The court summarized that the officers’ “directive to plaintiffs at Soldier Field was a valid time, place and manner restriction that did not run afoul of plaintiffs’ First Amendment rights.”
 
The plaintiffs also claimed their First Amendment rights in the case of the Navy Pier and Wrigley Field.
 
“But analysis defeats that contention,” wrote the court. It found again “that the policy was not a content-neutral time, manner and place regulation.”
 
In citing the Wrigley Field example, the court noted that the officer “directed the man protesting President Bush to leave the same corner when he stood (where the plaintiff stood).
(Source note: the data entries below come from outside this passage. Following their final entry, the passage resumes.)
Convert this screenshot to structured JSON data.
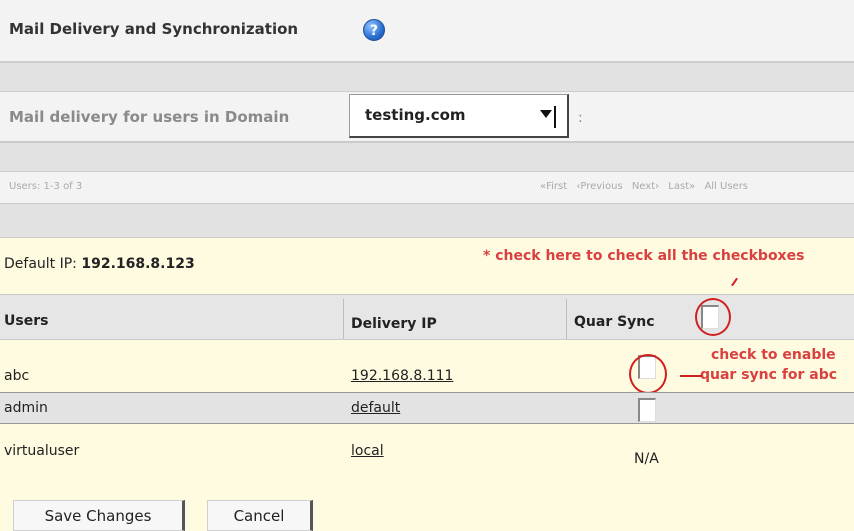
{
  "header": {
    "title": "Mail Delivery and Synchronization",
    "help_icon": "help-icon"
  },
  "domain": {
    "label": "Mail delivery for users in Domain",
    "selected": "testing.com",
    "suffix": ":"
  },
  "pager": {
    "count": "Users: 1-3 of 3",
    "first": "«First",
    "previous": "‹Previous",
    "next": "Next›",
    "last": "Last»",
    "all": "All Users"
  },
  "default_ip": {
    "label": "Default IP: ",
    "value": "192.168.8.123"
  },
  "annotations": {
    "check_all": "* check here to check all the checkboxes",
    "row_note_1": "check to enable",
    "row_note_2": "quar sync for abc"
  },
  "table": {
    "columns": [
      "Users",
      "Delivery IP",
      "Quar Sync"
    ],
    "rows": [
      {
        "user": "abc",
        "ip": "192.168.8.111",
        "quar": ""
      },
      {
        "user": "admin",
        "ip": "default",
        "quar": ""
      },
      {
        "user": "virtualuser",
        "ip": "local",
        "quar": "N/A"
      }
    ]
  },
  "buttons": {
    "save": "Save Changes",
    "cancel": "Cancel"
  },
  "colors": {
    "annotation_red": "#d02020",
    "highlight_yellow": "#fffbe0"
  }
}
Given those facts, it can only be concluded that (the officer’s) restriction of the sidewalk was a content-neutral regulation that applied to anyone standing in that specific area, regardless of his views on homosexuality or politics.
 
“As such, the First Amendment analysis of the officer’s order to remain moving on the busy sidewalk follows the same path as the officer’s order at Soldier Field. For the same reasons explained there, (the officer’s) order was narrowly tailored to serve a significant government interest: the safe and orderly flow of pedestrian traffic. There can be no doubt that it left open ample alternative channels of communication, as the Deferios and other members of Repent America freely demonstrated in other areas around Wrigley Field.”
 
Turning to the plaintiff’s equal protection claims, associated with their activity at Soldier Field and Wrigley Field. “Under the Fourteenth Amendment’s Equal Protection Clause, no State may ‘deny to any person within its jurisdiction the equal protection of the laws.’ That of course ‘is essentially a directive that all persons similarly situated should be treated alike” (City of Cleburne v. Cleburne Living Ctr., 473 U.S. 432, 439 (1985)).
 
“An equal protection violation occurs only when different legal standards are arbitrarily applied to similarly situated individuals.”
 
“That scotches plaintiffs’ claim. No one situated similarly to Marcavage at either Soldier Field or Wrigley Field was treated differently or more favorably than he was. It has already been shown that none of the other protesters at the Games’ opening and closing ceremonies was allowed to stand at the same place where Marcavage wanted to be. To the contrary, the only protester who did attempt to stand still at the same spot as Marcavage–the political protester at Wrigley Field–was directed to move, just as Marcavage was.
 
“Without the identification of any similarly situated person for comparison purposes, it cannot be said that a different legal standard was arbitrarily applied to Marcavage in violation of the Fourteenth Amendment. Plaintiffs’ equal protection claims therefore fail without any need for further analysis.”
 
Michael Marcavage, et al. v. City Of Chicago, et al.; N.D.Ill.; No. 06 C 3858, 2009 U.S. Dist. LEXIS 61438; 7/20/09
 
Attorneys of Record: (for plaintiffs) Andy Robert Norman, LEAD ATTORNEY, Mauck & Baker, Chicago, IL; Jeffrey M. Schwab, Mauck & Baker, LLC, Chicago, IL. (for defendant) Bettina Getz, Daniel G. Hildebrand, Justin Bishop Grewell, Mayer Brown LLP, Chicago, IL.